One little song
Give me strength to leave the sad and the wrong
Buried safely in the past where I’ve been living
Alive but unforgiving
Let me go, let me go, let me go, let me go
Christmas seems to be a time of year when many of us are facing our old “demons” again. This time of reflection and stillness, when the year comes to a halt, seems to be calling for a confrontation with our innermost – and old childhood memories and experience that had long been forgotten, or buried deep down in our subconscious, sometimes pop up again. Even more so when gathering with family and old friends from the past.
For me, this has certainly been the case.
Spending some time in the house where I grew up, without really noticing I got caught up again in emotional states I thought I had long left behind me. Old grudges surfaced again like old annoying acquaintances and led to all sorts of unhealthy behavior. And, what’s worse, unhealthy ways of thinking. About those close to me, but especially about myself. It seemed as if my whole concept of self, of who I am, who I want to, can, and am allowed to be, had to be renegotiated.

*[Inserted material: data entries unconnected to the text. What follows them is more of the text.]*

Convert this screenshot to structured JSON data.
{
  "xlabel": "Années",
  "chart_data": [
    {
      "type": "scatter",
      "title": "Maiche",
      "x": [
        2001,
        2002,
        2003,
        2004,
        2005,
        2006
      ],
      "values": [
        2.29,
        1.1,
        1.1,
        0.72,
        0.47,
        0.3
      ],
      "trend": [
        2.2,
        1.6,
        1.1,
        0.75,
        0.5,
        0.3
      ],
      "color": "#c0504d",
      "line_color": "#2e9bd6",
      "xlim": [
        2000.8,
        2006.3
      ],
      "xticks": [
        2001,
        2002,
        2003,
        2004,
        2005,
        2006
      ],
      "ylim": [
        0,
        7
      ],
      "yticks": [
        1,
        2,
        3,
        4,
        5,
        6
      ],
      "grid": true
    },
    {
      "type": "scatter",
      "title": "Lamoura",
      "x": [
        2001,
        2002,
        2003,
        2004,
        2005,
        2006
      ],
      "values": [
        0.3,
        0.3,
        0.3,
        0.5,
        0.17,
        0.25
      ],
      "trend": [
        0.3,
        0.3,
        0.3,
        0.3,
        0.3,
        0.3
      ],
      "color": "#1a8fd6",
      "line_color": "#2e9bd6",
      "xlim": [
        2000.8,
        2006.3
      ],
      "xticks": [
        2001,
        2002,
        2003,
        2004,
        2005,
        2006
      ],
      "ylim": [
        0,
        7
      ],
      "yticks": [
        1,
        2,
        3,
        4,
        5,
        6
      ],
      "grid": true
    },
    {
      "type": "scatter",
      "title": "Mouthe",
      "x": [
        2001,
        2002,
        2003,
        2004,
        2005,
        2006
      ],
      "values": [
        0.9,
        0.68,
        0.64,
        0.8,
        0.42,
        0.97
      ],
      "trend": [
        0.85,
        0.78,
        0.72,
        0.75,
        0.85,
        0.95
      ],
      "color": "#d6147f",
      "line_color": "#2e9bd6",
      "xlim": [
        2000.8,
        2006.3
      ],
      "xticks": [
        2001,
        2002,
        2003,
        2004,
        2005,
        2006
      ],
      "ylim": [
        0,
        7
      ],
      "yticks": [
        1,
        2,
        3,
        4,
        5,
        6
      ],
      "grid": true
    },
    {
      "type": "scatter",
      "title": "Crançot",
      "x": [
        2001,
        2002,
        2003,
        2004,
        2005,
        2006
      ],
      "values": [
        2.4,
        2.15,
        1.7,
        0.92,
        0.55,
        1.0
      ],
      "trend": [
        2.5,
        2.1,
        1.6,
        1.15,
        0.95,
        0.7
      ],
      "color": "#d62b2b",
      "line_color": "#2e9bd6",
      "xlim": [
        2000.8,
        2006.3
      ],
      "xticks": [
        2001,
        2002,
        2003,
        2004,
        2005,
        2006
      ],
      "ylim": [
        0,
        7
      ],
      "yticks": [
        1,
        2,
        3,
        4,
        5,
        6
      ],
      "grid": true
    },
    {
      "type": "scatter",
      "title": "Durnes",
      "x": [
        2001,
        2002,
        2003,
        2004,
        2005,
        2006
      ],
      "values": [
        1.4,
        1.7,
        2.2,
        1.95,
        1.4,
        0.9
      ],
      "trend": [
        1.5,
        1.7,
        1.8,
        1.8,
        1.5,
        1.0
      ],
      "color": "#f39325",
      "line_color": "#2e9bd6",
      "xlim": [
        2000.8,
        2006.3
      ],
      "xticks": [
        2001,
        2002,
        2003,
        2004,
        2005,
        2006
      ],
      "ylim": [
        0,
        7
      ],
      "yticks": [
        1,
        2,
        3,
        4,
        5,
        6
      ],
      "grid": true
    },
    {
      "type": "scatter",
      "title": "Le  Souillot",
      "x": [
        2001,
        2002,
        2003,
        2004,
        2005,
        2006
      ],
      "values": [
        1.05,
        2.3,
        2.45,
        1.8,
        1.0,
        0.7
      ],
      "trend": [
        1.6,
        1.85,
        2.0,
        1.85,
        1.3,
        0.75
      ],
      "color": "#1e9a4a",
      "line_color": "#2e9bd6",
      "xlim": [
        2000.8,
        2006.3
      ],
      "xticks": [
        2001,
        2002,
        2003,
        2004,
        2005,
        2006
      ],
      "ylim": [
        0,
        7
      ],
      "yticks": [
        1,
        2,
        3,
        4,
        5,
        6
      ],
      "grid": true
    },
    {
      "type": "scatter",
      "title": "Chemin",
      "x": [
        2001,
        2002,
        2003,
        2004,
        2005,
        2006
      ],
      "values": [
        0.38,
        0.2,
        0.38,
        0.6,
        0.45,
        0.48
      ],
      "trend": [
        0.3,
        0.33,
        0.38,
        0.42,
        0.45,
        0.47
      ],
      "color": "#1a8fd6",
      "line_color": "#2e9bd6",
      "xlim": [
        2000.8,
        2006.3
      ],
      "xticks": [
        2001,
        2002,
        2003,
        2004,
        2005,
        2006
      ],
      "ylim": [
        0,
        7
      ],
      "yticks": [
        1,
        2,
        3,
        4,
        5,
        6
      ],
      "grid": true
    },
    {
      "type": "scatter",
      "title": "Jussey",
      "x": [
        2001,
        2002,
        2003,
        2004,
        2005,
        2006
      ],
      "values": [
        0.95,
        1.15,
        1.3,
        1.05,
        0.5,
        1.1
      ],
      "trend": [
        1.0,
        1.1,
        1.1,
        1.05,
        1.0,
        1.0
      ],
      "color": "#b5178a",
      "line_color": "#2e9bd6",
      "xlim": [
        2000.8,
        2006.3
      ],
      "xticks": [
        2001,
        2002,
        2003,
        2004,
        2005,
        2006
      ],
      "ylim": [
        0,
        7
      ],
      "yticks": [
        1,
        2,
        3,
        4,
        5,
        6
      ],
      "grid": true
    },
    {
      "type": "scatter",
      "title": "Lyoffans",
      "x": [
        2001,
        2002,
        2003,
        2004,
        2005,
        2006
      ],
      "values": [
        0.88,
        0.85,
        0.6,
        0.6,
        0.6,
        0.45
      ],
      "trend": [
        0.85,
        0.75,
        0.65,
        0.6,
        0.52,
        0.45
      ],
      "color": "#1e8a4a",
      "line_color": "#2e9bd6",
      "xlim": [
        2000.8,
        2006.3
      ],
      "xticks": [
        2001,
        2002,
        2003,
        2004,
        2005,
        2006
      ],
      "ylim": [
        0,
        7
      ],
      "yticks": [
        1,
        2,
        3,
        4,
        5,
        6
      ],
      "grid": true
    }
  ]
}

…the past where I’ve been living / Alive but unforgiving
And the more I became aware of this, the more I struggled with this dilemma. I didn’t want to feel the way I felt and so I became virtually obsessed with attempting to finally get rid of these destructive beliefs and behavioral patterns. I wanted to let go of all the childhood trauma and to finally forgive those I found myself to still hold a grudge against. Easier said than done. And so I started pitying myself for being so entangled in my past. Again.
But what can you actively do to finally let go of the past and move on, in a healthy way? I still don’t have an answer to this and I admit that I’m probably not even halfway there. But an idea crossed my mind that I encountered during my NLP training a couple of years ago. Which is that, by focusing on something we do NOT want, we are still focusing on this very unwanted thing – behavior, thought, whatever it might be. And by focusing on it we fuel it with even more energy and attention, making it almost impossible to let go of this issue. The well-known idea that energy flows where attention goes.
…change this way of living
Clearly the attempt to consciously let go did not work. And so, when someone close to me suggested to try something new, make an experiment, I decided to give it a try. There wasn’t much else I could do anyway.
And I came to think that, maybe, it’s not so much about letting go, but rather about letting be. About embracing what is and what has been, and accepting that our past is a part of us. And about reminding ourselves that we are still free to choose anew, each day, in which direction we want to go and which thoughts and ideas we want to cultivate.
At least this is what I am doing now. And what this song by the Avett Brothers keeps reminding me of: that we aren’t captives of our past and that we are free to decide to move on however we like.
And so far it has been working for me. Interestingly, since I accepted these old emotional states and beliefs to be a part of me, they seem to have faded a bit and lost some power.
And so I feel ready to welcome the new year – a year where I will be able to choose, each day, who I want to be and in which direction I want to proceed.
Souls like the wings
Spreading out, away from bad memories
Make us capable of taking off and landing
Alive with understanding.
May it be a year full of new beginnings and happiness for all of us.